What Needs to Change: Common-Sense Reforms for Custody Evaluations
✅ 1. Limit the Use of 604(c) Evaluations
A 604(c) should only be permitted if there is clear, documented evidence of bias, misconduct, or professional negligence—not mere disagreement.
✅ 2. Presume Greater Weight for Court-Appointed Experts
604(b) evaluators, appointed by the court and paid by both parties, should hold greater evidentiary weight than private, party-paid evaluations.
✅ 3. Act on Serious Findings—Especially Around Substance Abuse
If a neutral evaluator raises concerns about parental substance abuse, the court must act on those findings. Dismissing them without reason endangers children.
✅ 4. Prevent Litigation Loops
Courts should enforce strict time limits on evaluation processes and move cases toward resolution. Status hearings should not continue for years without trial.
✅ 5. Create Financial Accountability for Delaying Tactics
If a party uses a 604(c) evaluation to stall litigation without cause, they should be held responsible for the opposing party’s additional legal and expert costs.
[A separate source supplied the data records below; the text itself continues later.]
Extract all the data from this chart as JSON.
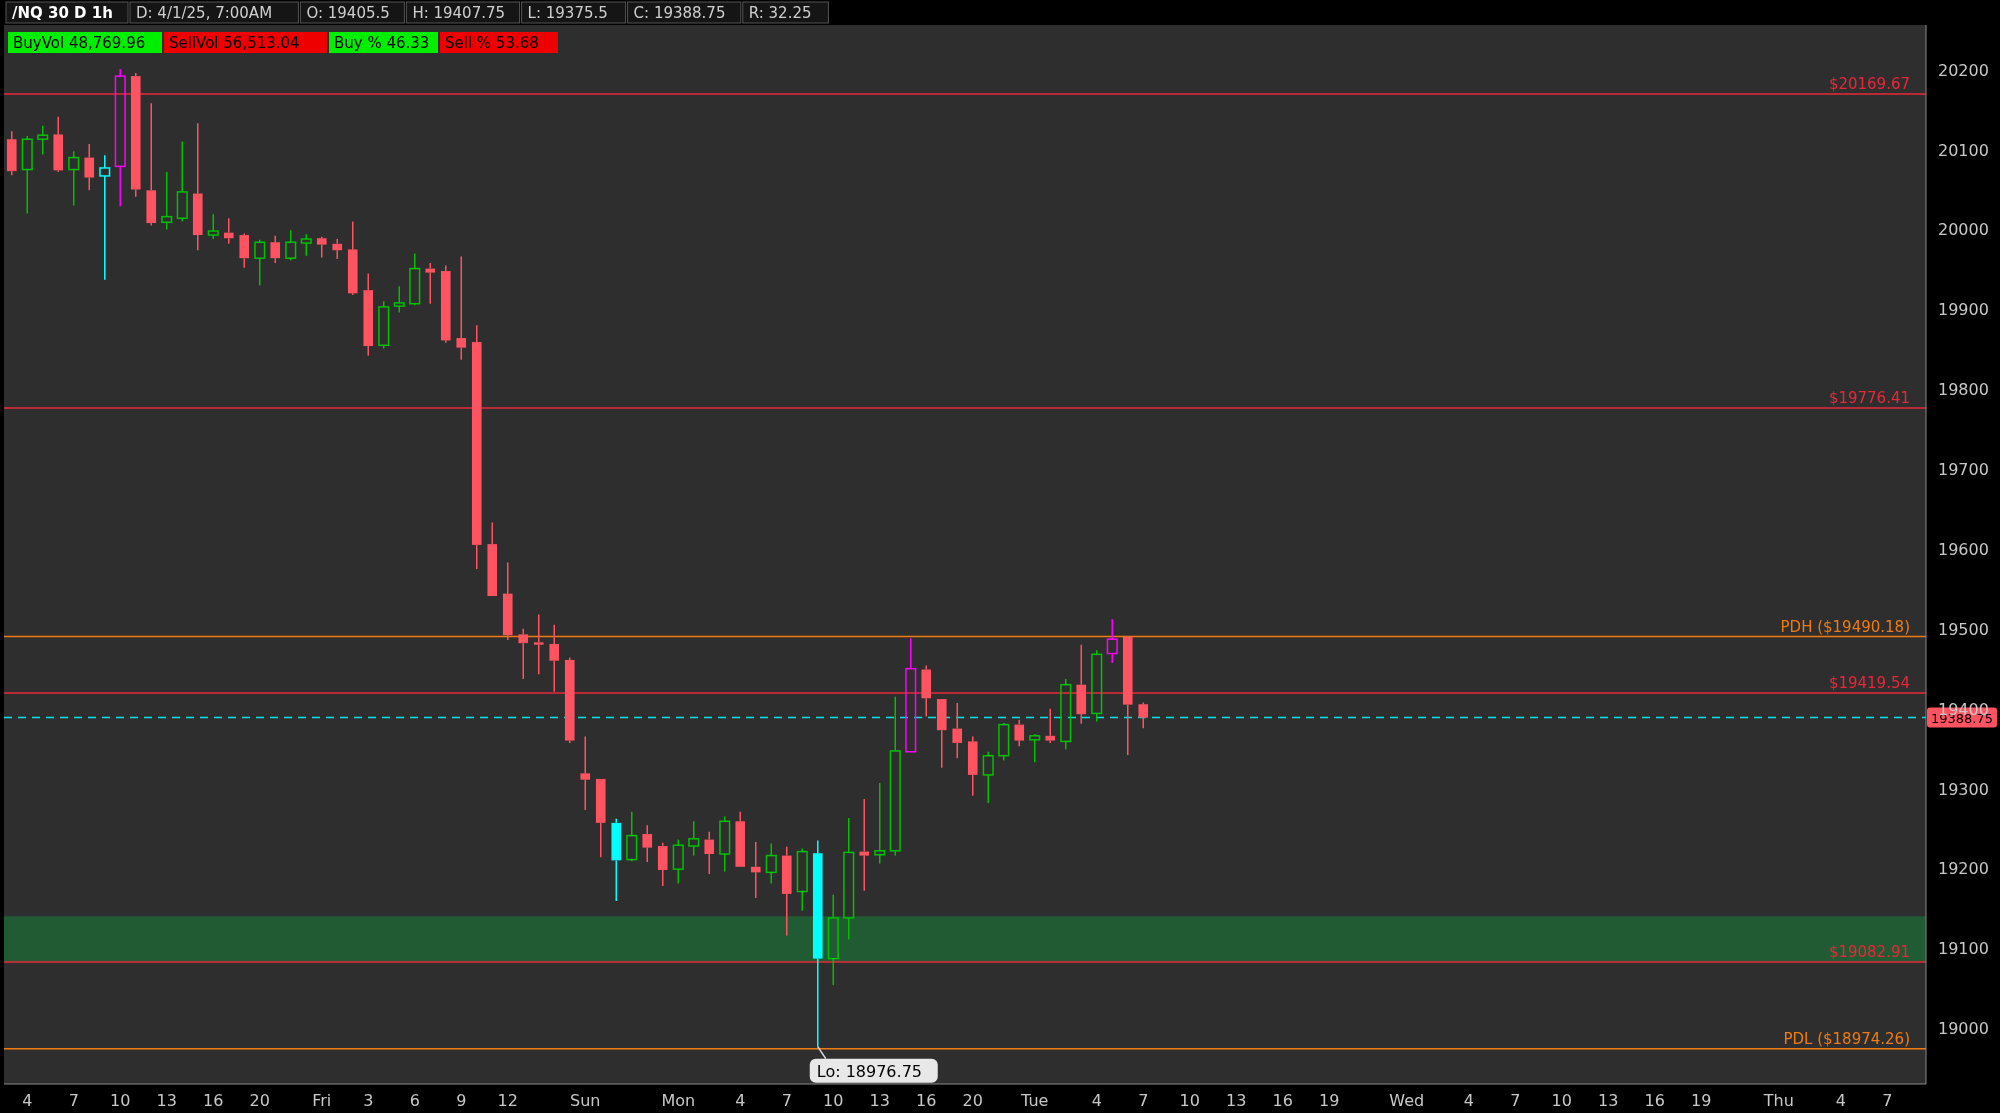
{
  "chart_data": {
    "type": "candlestick",
    "title": "/NQ 30 D 1h",
    "categories": [
      null,
      "4",
      null,
      null,
      "7",
      null,
      null,
      "10",
      null,
      null,
      "13",
      null,
      null,
      "16",
      null,
      null,
      "20",
      null,
      null,
      null,
      "Fri",
      null,
      null,
      "3",
      null,
      null,
      "6",
      null,
      null,
      "9",
      null,
      null,
      "12",
      null,
      null,
      null,
      null,
      "Sun",
      null,
      null,
      null,
      null,
      null,
      "Mon",
      null,
      null,
      null,
      "4",
      null,
      null,
      "7",
      null,
      null,
      "10",
      null,
      null,
      "13",
      null,
      null,
      "16",
      null,
      null,
      "20",
      null,
      null,
      null,
      "Tue",
      null,
      null,
      null,
      "4",
      null,
      null,
      "7",
      null,
      null,
      "10",
      null,
      null,
      "13",
      null,
      null,
      "16",
      null,
      null,
      "19",
      null,
      null,
      null,
      null,
      "Wed",
      null,
      null,
      null,
      "4",
      null,
      null,
      "7",
      null,
      null,
      "10",
      null,
      null,
      "13",
      null,
      null,
      "16",
      null,
      null,
      "19",
      null,
      null,
      null,
      null,
      "Thu",
      null,
      null,
      null,
      "4",
      null,
      null,
      "7",
      null,
      null
    ],
    "ohlc": [
      [
        20113,
        20123,
        20068,
        20073
      ],
      [
        20075,
        20117,
        20020,
        20113
      ],
      [
        20113,
        20130,
        20094,
        20118
      ],
      [
        20119,
        20141,
        20072,
        20074
      ],
      [
        20075,
        20098,
        20030,
        20090
      ],
      [
        20090,
        20107,
        20049,
        20065
      ],
      [
        20067,
        20093,
        19937,
        20077
      ],
      [
        20079,
        20201,
        20029,
        20192
      ],
      [
        20192,
        20196,
        20041,
        20050
      ],
      [
        20049,
        20158,
        20005,
        20008
      ],
      [
        20009,
        20072,
        20000,
        20016
      ],
      [
        20014,
        20110,
        20010,
        20047
      ],
      [
        20045,
        20133,
        19974,
        19993
      ],
      [
        19993,
        20019,
        19988,
        19998
      ],
      [
        19996,
        20014,
        19982,
        19989
      ],
      [
        19993,
        19995,
        19952,
        19964
      ],
      [
        19964,
        19987,
        19930,
        19984
      ],
      [
        19984,
        19992,
        19958,
        19964
      ],
      [
        19964,
        19999,
        19961,
        19984
      ],
      [
        19983,
        19994,
        19967,
        19988
      ],
      [
        19989,
        19991,
        19965,
        19981
      ],
      [
        19982,
        19988,
        19963,
        19974
      ],
      [
        19975,
        20010,
        19918,
        19920
      ],
      [
        19924,
        19945,
        19842,
        19854
      ],
      [
        19855,
        19910,
        19851,
        19903
      ],
      [
        19904,
        19929,
        19896,
        19908
      ],
      [
        19907,
        19970,
        19905,
        19951
      ],
      [
        19951,
        19958,
        19907,
        19946
      ],
      [
        19948,
        19955,
        19858,
        19861
      ],
      [
        19864,
        19966,
        19837,
        19852
      ],
      [
        19859,
        19880,
        19575,
        19605
      ],
      [
        19606,
        19633,
        19541,
        19541
      ],
      [
        19544,
        19583,
        19486,
        19492
      ],
      [
        19493,
        19500,
        19437,
        19482
      ],
      [
        19483,
        19518,
        19443,
        19480
      ],
      [
        19481,
        19505,
        19421,
        19460
      ],
      [
        19461,
        19464,
        19357,
        19360
      ],
      [
        19319,
        19365,
        19273,
        19311
      ],
      [
        19312,
        19312,
        19214,
        19257
      ],
      [
        19257,
        19262,
        19159,
        19210
      ],
      [
        19211,
        19271,
        19209,
        19241
      ],
      [
        19243,
        19254,
        19208,
        19226
      ],
      [
        19228,
        19232,
        19178,
        19198
      ],
      [
        19199,
        19236,
        19181,
        19229
      ],
      [
        19228,
        19259,
        19216,
        19237
      ],
      [
        19236,
        19246,
        19193,
        19218
      ],
      [
        19218,
        19265,
        19196,
        19259
      ],
      [
        19259,
        19271,
        19202,
        19202
      ],
      [
        19202,
        19233,
        19163,
        19195
      ],
      [
        19195,
        19231,
        19181,
        19216
      ],
      [
        19216,
        19227,
        19116,
        19168
      ],
      [
        19171,
        19225,
        19147,
        19221
      ],
      [
        19219,
        19235,
        18976.75,
        19087
      ],
      [
        19087,
        19167,
        19054,
        19138
      ],
      [
        19138,
        19263,
        19111,
        19220
      ],
      [
        19221,
        19287,
        19172,
        19216
      ],
      [
        19217,
        19307,
        19206,
        19222
      ],
      [
        19222,
        19415,
        19216,
        19347
      ],
      [
        19346,
        19488,
        19346,
        19450
      ],
      [
        19449,
        19454,
        19390,
        19413
      ],
      [
        19412,
        19412,
        19326,
        19373
      ],
      [
        19375,
        19407,
        19338,
        19357
      ],
      [
        19359,
        19365,
        19291,
        19317
      ],
      [
        19317,
        19346,
        19282,
        19341
      ],
      [
        19341,
        19382,
        19335,
        19380
      ],
      [
        19380,
        19386,
        19353,
        19360
      ],
      [
        19361,
        19368,
        19333,
        19366
      ],
      [
        19366,
        19400,
        19357,
        19360
      ],
      [
        19359,
        19437,
        19349,
        19430
      ],
      [
        19430,
        19480,
        19381,
        19393
      ],
      [
        19394,
        19473,
        19384,
        19468
      ],
      [
        19469,
        19512,
        19457,
        19487
      ],
      [
        19490,
        19491,
        19342,
        19405
      ],
      [
        19405.5,
        19407.75,
        19375.5,
        19388.75
      ],
      null,
      null,
      null,
      null,
      null,
      null,
      null,
      null,
      null,
      null,
      null,
      null,
      null,
      null,
      null,
      null,
      null,
      null,
      null,
      null,
      null,
      null,
      null,
      null,
      null,
      null,
      null,
      null,
      null,
      null,
      null,
      null,
      null,
      null,
      null,
      null,
      null,
      null,
      null,
      null,
      null,
      null,
      null,
      null,
      null,
      null,
      null,
      null,
      null,
      null
    ],
    "colors": [
      "#ff5361",
      "#00c000",
      "#00c000",
      "#ff5361",
      "#00c000",
      "#ff5361",
      "#00ffff",
      "#ff00ff",
      "#ff5361",
      "#ff5361",
      "#00c000",
      "#00c000",
      "#ff5361",
      "#00c000",
      "#ff5361",
      "#ff5361",
      "#00c000",
      "#ff5361",
      "#00c000",
      "#00c000",
      "#ff5361",
      "#ff5361",
      "#ff5361",
      "#ff5361",
      "#00c000",
      "#00c000",
      "#00c000",
      "#ff5361",
      "#ff5361",
      "#ff5361",
      "#ff5361",
      "#ff5361",
      "#ff5361",
      "#ff5361",
      "#ff5361",
      "#ff5361",
      "#ff5361",
      "#ff5361",
      "#ff5361",
      "#00ffff",
      "#00c000",
      "#ff5361",
      "#ff5361",
      "#00c000",
      "#00c000",
      "#ff5361",
      "#00c000",
      "#ff5361",
      "#ff5361",
      "#00c000",
      "#ff5361",
      "#00c000",
      "#00ffff",
      "#00c000",
      "#00c000",
      "#ff5361",
      "#00c000",
      "#00c000",
      "#ff00ff",
      "#ff5361",
      "#ff5361",
      "#ff5361",
      "#ff5361",
      "#00c000",
      "#00c000",
      "#ff5361",
      "#00c000",
      "#ff5361",
      "#00c000",
      "#ff5361",
      "#00c000",
      "#ff00ff",
      "#ff5361",
      "#ff5361",
      null,
      null,
      null,
      null,
      null,
      null,
      null,
      null,
      null,
      null,
      null,
      null,
      null,
      null,
      null,
      null,
      null,
      null,
      null,
      null,
      null,
      null,
      null,
      null,
      null,
      null,
      null,
      null,
      null,
      null,
      null,
      null,
      null,
      null,
      null,
      null,
      null,
      null,
      null,
      null,
      null,
      null,
      null,
      null,
      null,
      null,
      null,
      null,
      null,
      null
    ],
    "ylim": [
      18930,
      20256
    ],
    "yticks": [
      19000,
      19100,
      19200,
      19300,
      19400,
      19500,
      19600,
      19700,
      19800,
      19900,
      20000,
      20100,
      20200
    ],
    "grid": false,
    "ref_lines": [
      {
        "axis": "y",
        "value": 20169.67,
        "label": "$20169.67",
        "color": "#e8283a"
      },
      {
        "axis": "y",
        "value": 19776.41,
        "label": "$19776.41",
        "color": "#e8283a"
      },
      {
        "axis": "y",
        "value": 19490.18,
        "label": "PDH ($19490.18)",
        "color": "#f07c10"
      },
      {
        "axis": "y",
        "value": 19419.54,
        "label": "$19419.54",
        "color": "#e8283a"
      },
      {
        "axis": "y",
        "value": 19388.75,
        "label": "19388.75",
        "color": "#00e5e5",
        "line_style": "dashed"
      },
      {
        "axis": "y",
        "value": 19082.91,
        "label": "$19082.91",
        "color": "#e8283a"
      },
      {
        "axis": "y",
        "value": 18974.26,
        "label": "PDL ($18974.26)",
        "color": "#f07c10"
      }
    ],
    "bands": [
      {
        "axis": "y",
        "from": 19082.91,
        "to": 19140,
        "color": "#1e6b35"
      }
    ],
    "annotations": [
      "D: 4/1/25, 7:00AM",
      "O: 19405.5",
      "H: 19407.75",
      "L: 19375.5",
      "C: 19388.75",
      "R: 32.25",
      "BuyVol 48,769.96",
      "SellVol 56,513.04",
      "Buy % 46.33",
      "Sell % 53.68",
      {
        "text": "Lo: 18976.75",
        "y": 18976.75
      }
    ]
  }
}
Conclusion: Custody Evaluations Should Bring Resolution, Not More Conflict
The family court system claims to prioritize children—but when it allows neutral evaluations to be ignored, alcohol abuse to go unaddressed, and delay tactics to go unchecked, it fails those very children.
Our family spent thousands to comply with a court-ordered process, took tests we didn’t need to prove our fitness, and followed the law every step of the way.
But when the truth was inconvenient to the other party—and to the court—it was swept aside.
We don't want special treatment. We want fair treatment. We want judges to stand behind the professionals they appoint. And we want a system that protects children—not a system that rewards delay, denial, and whoever can afford the next expert.
It’s time for family court reform.
Because when the truth can be bought, no one wins—but children lose the most.